|Review by robscastle||posted 09-11-2012 09:05 AM||7180 views||0 times favorited||6 comments|
I decided to write up this review after finding little or no information regarding their use and also their installation.
I purchased the hinges from a Creative finishes for Hardware supplier located in Dungog N.S.W. Australia.
Butler style hinges all appear to be in the ormanental catagory and are mostly brass or polished Stainless Steel.
The profile is overall rectangular and the ends can be square edge or rounded.
The hinges I used were solid brass polished to a high finish rounded ends and 38mm x 64mm. or 2.5” x 1.5” x 1/8”
they open from 90 deg to 180 deg and have a spring loaded locking mechanism.
They have six screw holes and the mounting screws were supplied with the hinges as a kit.
I wanted to use then in the construction of the Blanket Box I made and posted as a project by the same name.
When I opened them there was no installation instructions provided so I decided to look on the internet for some instalation information.
After scanning through numerous hardware suppliers and found the hinges listed as Butlers Hinges, Butlers Tray Hinges and incorrectly refered to as Sewing Machine hinges, which look very similar but open 180 deg as opposed to 90 Degrees.
I used concealed fall flap hinges as an alernative so I could finish the project and spend so more time later researching how to install the hinges I had.
The hinges were not cheap and from memory were about $38 a pair.
Quality: The hinges are a very good quality Solid Brass highly polished and covered with a protective finish, the accompaning screws were also of the same quality.
Installation Instructions: There was no instruction literature with the hinges and all my attemptes to locate any information even from a third party information sheet was also unsucessful.
I thought this very unusual as the hinges being Solid Brass looked very nice and would have been an attractive item to use.
I made a couple of unsucessful attempts to install them and decided to make a jig to assist in the recess profile required.
Step 1. Overall profile
As they were 3mm or 1/8” overall profile I routed the perimeter profile depth using the jig in the accompaning pictures.
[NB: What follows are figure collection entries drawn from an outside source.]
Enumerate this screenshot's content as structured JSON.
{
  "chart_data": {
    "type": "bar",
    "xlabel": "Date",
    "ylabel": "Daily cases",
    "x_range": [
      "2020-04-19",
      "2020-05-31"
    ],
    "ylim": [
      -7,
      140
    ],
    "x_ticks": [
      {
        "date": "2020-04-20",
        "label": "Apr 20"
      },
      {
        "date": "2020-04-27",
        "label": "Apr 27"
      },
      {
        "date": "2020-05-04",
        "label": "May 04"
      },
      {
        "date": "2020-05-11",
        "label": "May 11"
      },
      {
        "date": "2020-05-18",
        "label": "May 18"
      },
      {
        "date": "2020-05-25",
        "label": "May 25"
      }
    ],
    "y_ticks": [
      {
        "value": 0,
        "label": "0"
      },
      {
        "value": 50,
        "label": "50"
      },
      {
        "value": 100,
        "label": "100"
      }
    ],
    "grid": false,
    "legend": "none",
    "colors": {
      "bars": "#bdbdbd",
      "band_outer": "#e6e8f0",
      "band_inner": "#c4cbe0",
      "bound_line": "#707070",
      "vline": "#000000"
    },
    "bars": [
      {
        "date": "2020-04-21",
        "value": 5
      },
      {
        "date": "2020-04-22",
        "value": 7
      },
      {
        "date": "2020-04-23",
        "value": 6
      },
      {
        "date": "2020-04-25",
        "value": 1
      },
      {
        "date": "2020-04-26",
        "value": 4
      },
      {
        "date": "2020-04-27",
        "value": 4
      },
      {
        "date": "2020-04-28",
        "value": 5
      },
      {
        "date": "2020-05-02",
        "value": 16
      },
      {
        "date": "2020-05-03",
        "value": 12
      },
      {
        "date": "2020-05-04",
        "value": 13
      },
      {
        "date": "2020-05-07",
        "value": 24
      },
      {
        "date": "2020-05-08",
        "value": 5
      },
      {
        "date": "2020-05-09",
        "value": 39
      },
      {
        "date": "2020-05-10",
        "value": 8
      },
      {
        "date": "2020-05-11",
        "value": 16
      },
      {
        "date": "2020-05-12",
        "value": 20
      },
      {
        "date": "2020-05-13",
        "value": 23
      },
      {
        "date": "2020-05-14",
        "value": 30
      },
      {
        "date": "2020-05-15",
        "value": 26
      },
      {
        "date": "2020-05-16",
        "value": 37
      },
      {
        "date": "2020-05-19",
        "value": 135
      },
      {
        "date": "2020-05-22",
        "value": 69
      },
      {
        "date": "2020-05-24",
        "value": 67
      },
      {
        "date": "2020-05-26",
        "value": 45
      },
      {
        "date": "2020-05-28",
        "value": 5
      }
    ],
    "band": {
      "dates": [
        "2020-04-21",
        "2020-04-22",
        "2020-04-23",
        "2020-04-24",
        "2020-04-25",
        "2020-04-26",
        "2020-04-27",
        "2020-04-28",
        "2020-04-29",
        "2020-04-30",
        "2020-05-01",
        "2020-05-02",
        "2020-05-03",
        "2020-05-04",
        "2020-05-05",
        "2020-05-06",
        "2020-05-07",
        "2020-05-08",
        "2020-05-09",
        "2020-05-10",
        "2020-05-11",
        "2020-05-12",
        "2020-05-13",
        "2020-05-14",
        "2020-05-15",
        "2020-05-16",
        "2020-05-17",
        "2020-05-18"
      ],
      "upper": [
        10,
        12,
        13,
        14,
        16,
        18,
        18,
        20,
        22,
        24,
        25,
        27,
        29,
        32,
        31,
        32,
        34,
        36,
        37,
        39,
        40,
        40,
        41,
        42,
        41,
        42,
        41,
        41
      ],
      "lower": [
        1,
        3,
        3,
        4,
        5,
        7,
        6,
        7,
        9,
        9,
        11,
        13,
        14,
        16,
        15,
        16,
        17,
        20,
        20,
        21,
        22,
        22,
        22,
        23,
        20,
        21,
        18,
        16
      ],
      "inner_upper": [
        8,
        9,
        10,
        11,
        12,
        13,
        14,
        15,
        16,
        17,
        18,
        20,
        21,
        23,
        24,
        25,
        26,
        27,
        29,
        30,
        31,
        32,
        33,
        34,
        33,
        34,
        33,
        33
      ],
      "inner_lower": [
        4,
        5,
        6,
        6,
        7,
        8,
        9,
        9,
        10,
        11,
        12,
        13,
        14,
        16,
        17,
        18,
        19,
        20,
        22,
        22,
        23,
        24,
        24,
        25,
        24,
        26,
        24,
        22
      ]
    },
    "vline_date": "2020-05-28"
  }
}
Step 2. Hinge pivot detail
I then routed the hinge profile down to 10mm 90 degrees
Step 3 Hinge locking spring detail
As the hinge locking mech needed to pivot out fron the hinge lock recess I routed this out to a depth of 10mm also
Step 4 Squaring up the routed areas
I used a chisel to square up the hinge end recesses as they finished square and parallel to the hinge perimeters.
Step 5 Fittment of the hinges
The hinges fitted up OK so I screwed up the six screws thinking the job was finished, however when i attempted to rotate the test sample the hinge wouldnt close.
I then dismantled one side and sanded a 45 deg bevel on one side and reassembled everything.
The hinges then worked just fine and locked in the 90 deg position OK.
At first I thought that they were worth time time it took for me fit them, as the certainly looked OK in the open position. The asembly time was about three hours, not considering the research I did trying to find installation instructions.
However upon seeing the exposed sections of the hinges when closed changed my mind they were very ugly to say the least, ignoring the protruding screws, which I accept again lack of info.
This exposed area could be reduced 50 % by ensuring the axial hinge area was contained in the moving portion of the flap, again lack of information prevailed.
Value for Money:
New installations, not value for money, difficult to install and time consuming.
Replacement of existing system, altough expensive they are unique in their operation.
Good points. Well manufactured and finished and do look good
Bad Points. Expensive,difficult and time consuming to install, need to be oriented to conceal mechnism from view, no installation documentation available
I am not sure where you would use such a hinge again no doubt there is an folding panel application for them.
The hinges are let down in a big way by the lack of detailed installation instructions, along with their cost and limited application due to the size of the folding panel which relates to introduced stresses by the amount of weight it can support.
The hinges by virtue of my installation proved they have a fixed and moving orientation fitment.
Recommendation: I would not recommend the use of these hinges. In particular I would discourage any application in softwood due to introduced stresses on the timber and hinge via the folding panel from the user.
They possibly still has a role in the retro replacement of existing installations upon failure.
Conclusion: Due to the lack of information available which to me this alone indicates a very limited use of Butler Tray Hinges as a common furniture hinge in todays society.